Les sagas du banditisme à panache font recette. Notre société uniformisée ne laisse guère de place à l'aventure, et la délinquance des supermarchés est à son image. C'est pourquoi le truand d'envergure fait encore rêver : Papillon ou Flic-Story, on a les westerns qu'on mérite.
On braque... On flingue... Chapeau au flic qui vous arrête.
Chapeau à l'ennemi public qui a quand même fini pu se faire prendre. Dans cette épopée moderne, ni délinquants sociaux ni criminels occasionnels. On est entre caïds...
Et s'il y a quelques morts, ce n'est que la règle du thriller.

Devant ce fatras d'autosatisfaction truandière ou policière, l'anarchiste a bien envie de rigoler. Ces luttes fratricides ne le concernent pas !
Pour lui, le truand est le chancre de la société, son parasite, et tant mieux si elle en crève !
On n'instaure pas impunément le culte de l'argent et le mépris de la personne : le truand, voleur et meurtrier, est le pur produit de cette "morale" dont
Bakounine disait "qu'elle ne comprime pas les vices et les crimes [mais] les crée". L'anarchiste n'a rien à voir avec le truand, il s'inscrit en dehors de la société sur laquelle vit le voyou ; peu lui importe que l'argent change de poche et le pouvoir de camp, puisque précisément le culte de l'argent et le pouvoir lui font horreur. Le meurtre également, comme toute autre atteinte à la liberté et au respect de l'individu. Le projet anarchiste suppose la destruction des valeurs bourgeoises et la redistribution équitable des richesses. Pas l'institution du racket ni du hold-up.

Pourtant le banditisme interpelle l'anarchie à différents degrés. Dans la mythologie cacophonique des exécutions et des martyrs : Cartouche, Mandrin, Ravachol, Emile Henry, Bonnot, Emile Buisson, pêle-mêle la légende, l'allure, la pègre... mais aussi une formulation de la révolte, voire même une théorisation de l'anarchie. La frontière entre banditisme de droit commun et projet révolutionnaire ne se situe-t-elle que dans la revendication exprimée d'une appartenance anarchiste ?
La société trouve son avantage à l'amalgame : les camarades arrêtés sous l'inculpation dassociation de malfaiteurs, et la bande à Baader occultée par les marxistes comme par la droite sous l'étiquette de "criminels de droit commun "...
Beaucoup de points d'interrogation pour l'anarchiste qui se rappelle ses guillotinés et ses bagnards, mais aussi ses déchirements entre 1892 et 1913, de la " Terreur noire " aux " Bandits tragiques ".
Ces interrogations peuvent s'énoncer de différentes façons :
les anarchistes peuvent-ils s'exprimer dans le banditisme ? Leurs actes seront-ils alors révolutionnaires ? Le banditisme traditionnel contient-il un projet, constitue-t-il une lutte sociale ? Peut-il être un allié de la révolution ?
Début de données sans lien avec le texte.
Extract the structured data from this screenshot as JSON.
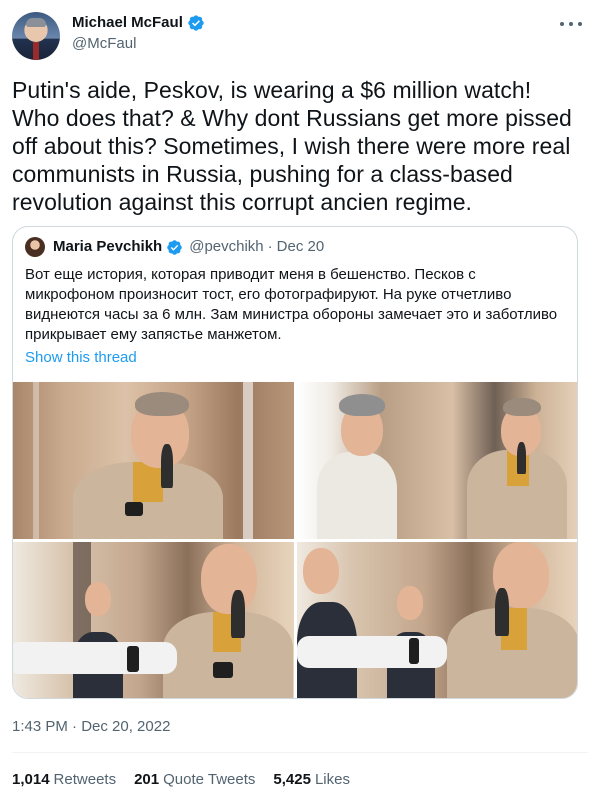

ILLEGALISME ET REPRISE INDIVIDUELLE.

L'illégalisme est inscrit dans l'anarchie depuis sa naissance. La propriété, c'est le vol de Proudhon ne pouvait qu'amener la notion de " reprise individuelle " comme une légitime défense, le vol étant une récupération opérée par les volés sur les voleurs de la bourgeoisie. Et la violence est la seule réponse à la violence de la société.

Historiquement, la violence anarchiste -ce que la société appelle son banditisme- est née dans les années 1880 lorsque les anarchistes se posèrent le problème de leur action en termes soudain différents ; la "propagande par le fait" succédait à la propagation des idées par la seule parole.
"Notre action doit être la révolte permanente par la parole, par l'écrit, par le poignard, le fusil, la dynamite ( ... ) Tout est bon pour nous qui n'est pas la légalité", écrivait
Kropotkine dans son article l'Action paru dans le Révolté du 25 décembre 1880. Le congrès international du 14 juillet 1881, réuni à Londres, lançait de fait un appel au terrorisme individuel et de nombreux journaux anarchistes donnaient alors des recettes de bombes - peu mises en pratique dans l'immédiat du moins. En attendant la vague d'attentats des années 1892-94 (Ravachol, Vaillant et Henry), la propagande pu le fait trouva sa sublimation dans la reprise individuelle.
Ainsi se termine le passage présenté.